The Fabric of our Lives

   The Fabric of our Lives
Dear Zenith Art Lovers,
I always find it remarkable the different ways artists use their materials. Fiber, cloth, wool, can be woven, appliqued, dyed quilted, deconstructed, and patch-worked. These incredibly talented artists show many ways that fiber and cloth can be used to make art. Each of these artists use their medium quite differently.
In times of tension and uncertainty the softness of the materials calms our senses while expanding our minds. Loose yourself in the landscapes of Amanda Richardson, swim through the layers of Susan Klebanoff’s multidimensional tapestries, wonder through the paths of Sereix’s scenes, and travel the world with the wide range of people, places and landscapes of Mihira Karra.
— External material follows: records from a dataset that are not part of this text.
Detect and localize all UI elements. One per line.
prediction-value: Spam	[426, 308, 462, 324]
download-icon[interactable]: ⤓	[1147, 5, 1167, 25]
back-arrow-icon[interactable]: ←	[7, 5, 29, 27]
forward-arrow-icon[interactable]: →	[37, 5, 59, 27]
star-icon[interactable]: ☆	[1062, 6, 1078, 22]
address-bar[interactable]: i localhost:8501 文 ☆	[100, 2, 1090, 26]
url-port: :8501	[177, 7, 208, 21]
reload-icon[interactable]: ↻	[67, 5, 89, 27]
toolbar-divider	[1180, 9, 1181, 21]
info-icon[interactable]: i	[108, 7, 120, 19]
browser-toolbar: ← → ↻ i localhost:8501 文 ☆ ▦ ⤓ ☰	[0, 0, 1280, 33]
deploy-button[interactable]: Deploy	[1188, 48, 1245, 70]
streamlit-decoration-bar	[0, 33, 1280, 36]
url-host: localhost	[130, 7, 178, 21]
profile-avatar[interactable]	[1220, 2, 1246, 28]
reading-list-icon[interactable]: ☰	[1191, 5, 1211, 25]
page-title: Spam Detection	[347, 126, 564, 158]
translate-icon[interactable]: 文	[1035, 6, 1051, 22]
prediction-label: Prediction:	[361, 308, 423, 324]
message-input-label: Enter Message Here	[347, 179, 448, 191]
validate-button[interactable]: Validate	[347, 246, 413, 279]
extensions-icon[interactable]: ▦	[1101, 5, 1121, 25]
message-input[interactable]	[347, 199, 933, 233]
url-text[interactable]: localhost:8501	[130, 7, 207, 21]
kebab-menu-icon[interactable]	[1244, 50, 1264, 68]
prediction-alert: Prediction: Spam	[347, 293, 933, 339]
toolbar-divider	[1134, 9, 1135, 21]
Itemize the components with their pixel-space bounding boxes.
Please enjoy these creative and talented artists.
Creatively yours,
Margery E. Goldberg
Mihira Karra is a fabric collage artist originally from Calcutta, India and grew up in West Bengal and Uttar Pradesh. She started sketching and using pastels as a child and realized her passion for portraiture and figurative art as a twelve-year-old when she sketched her first portraits of her great aunt and grandmother. She focused mainly on portraits of family and friends early on as she used them as live models to pose for her. She later used photographs as inspiration for figurative work. Her work in International Development has also inspired portraits of women, men and children from her travels around the world.
More recently, Dr. Karra has delved into the world of fiber arts. She is fascinated with the potential of fabrics as a medium thanks to an inspiring workshop under the tutelage of renowned fabric artist Laura Breitman. She is currently “painting” with fabric and using fabric as a medium for portraits and figures.
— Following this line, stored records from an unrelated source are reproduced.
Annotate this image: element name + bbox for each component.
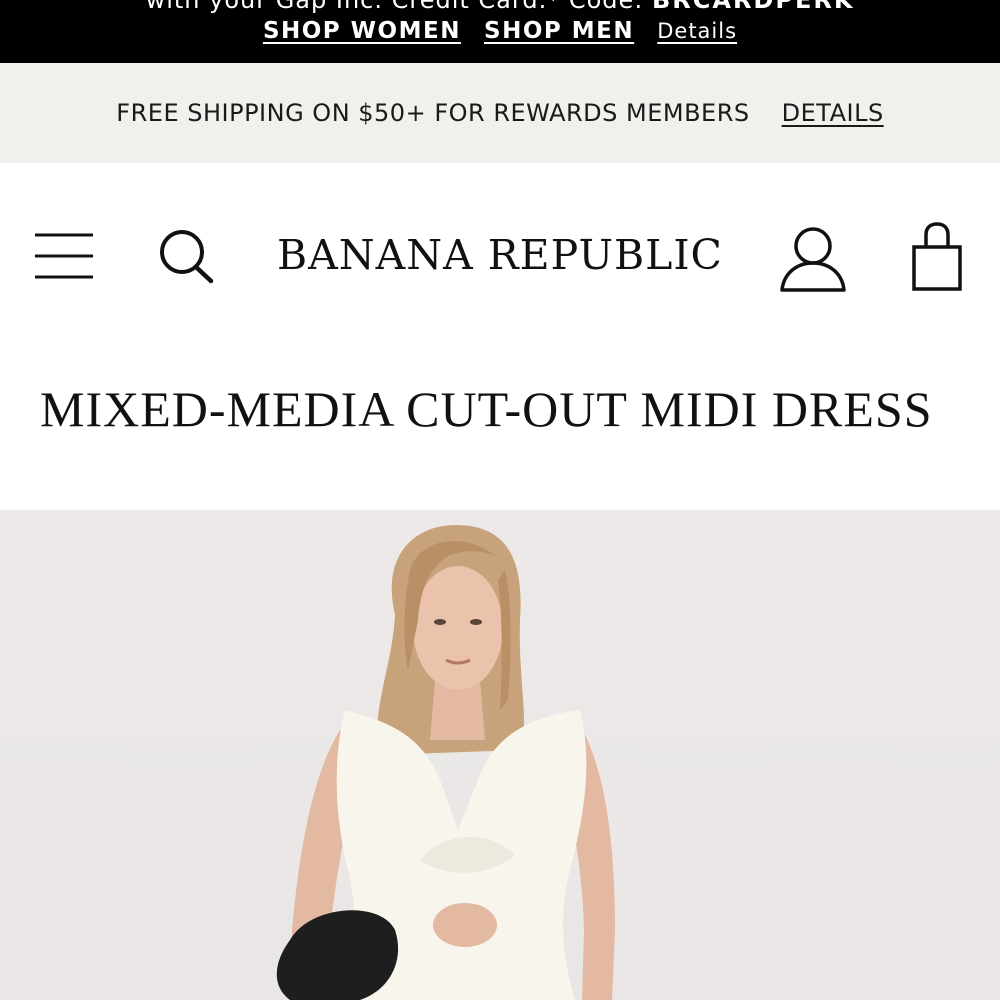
menu-button[interactable] — [34, 233, 94, 279]
shipping-text: FREE SHIPPING ON $50+ FOR REWARDS MEMBER… — [116, 99, 750, 127]
promo-message: with your Gap Inc. Credit Card.* Code: B… — [0, 0, 1000, 14]
promo-links: SHOP WOMEN SHOP MEN Details — [0, 18, 1000, 44]
search-icon — [160, 230, 214, 284]
promo-bar: with your Gap Inc. Credit Card.* Code: B… — [0, 0, 1000, 63]
menu-icon — [35, 233, 93, 279]
search-button[interactable] — [158, 229, 216, 285]
bag-button[interactable] — [910, 221, 966, 293]
shop-men-link[interactable]: SHOP MEN — [484, 18, 634, 44]
site-header: BANANA REPUBLIC — [0, 163, 1000, 353]
account-icon — [780, 227, 846, 292]
product-title: MIXED-MEDIA CUT-OUT MIDI DRESS — [40, 381, 933, 437]
account-button[interactable] — [778, 225, 848, 293]
product-image[interactable] — [0, 510, 1000, 1000]
promo-code: BRCARDPERK — [651, 0, 855, 14]
shop-women-link[interactable]: SHOP WOMEN — [263, 18, 461, 44]
model-photo-illustration — [276, 525, 615, 1000]
shopping-bag-icon — [912, 222, 962, 291]
shipping-details-link[interactable]: DETAILS — [782, 99, 884, 127]
promo-details-link[interactable]: Details — [657, 19, 737, 43]
shipping-banner: FREE SHIPPING ON $50+ FOR REWARDS MEMBER… — [0, 63, 1000, 163]
promo-text: with your Gap Inc. Credit Card.* Code: — [145, 0, 652, 14]
brand-logo[interactable]: BANANA REPUBLIC — [240, 231, 760, 279]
Amanda Richardson was born in Cornwall in 1957 and has lived there for much of her life. She left to take her degree at Goldsmiths College, London University, but her work is essentially involved with wild places and so she was drawn back to her county. In 1986 she left Cornwall to spend ten years on San Juan Island in the Pacific Northwest of America, working from the dramatic landscapes of islands, mountains and water. Further travels have taken her north to Alaska and south as far as New Zealand.

Her work reflects a fascination with plants as they grow in their native environment, and rocks shaped by wind and water. Both birds and insects are included in her work as they are an integral part of her wild garden, itself a part of her working process.
Throughout her career Amanda Richardson has shown in galleries and is available for commission, which she has done many. Her work varies in scale from pieces suited to domestic interiors to works on a grand scale for public buildings. The first major commission was in 1979 in conjunction with the Royal School of Needlework. This was an embroidered fabric collage 9′ x 7′ to celebrate the 400th anniversary of the Bath family at Longleat House. American clients include Boeing, Universities of Alaska and Washington State, BASF, Waldorf Astoria, Marriott Hotels, Hilton Hotels.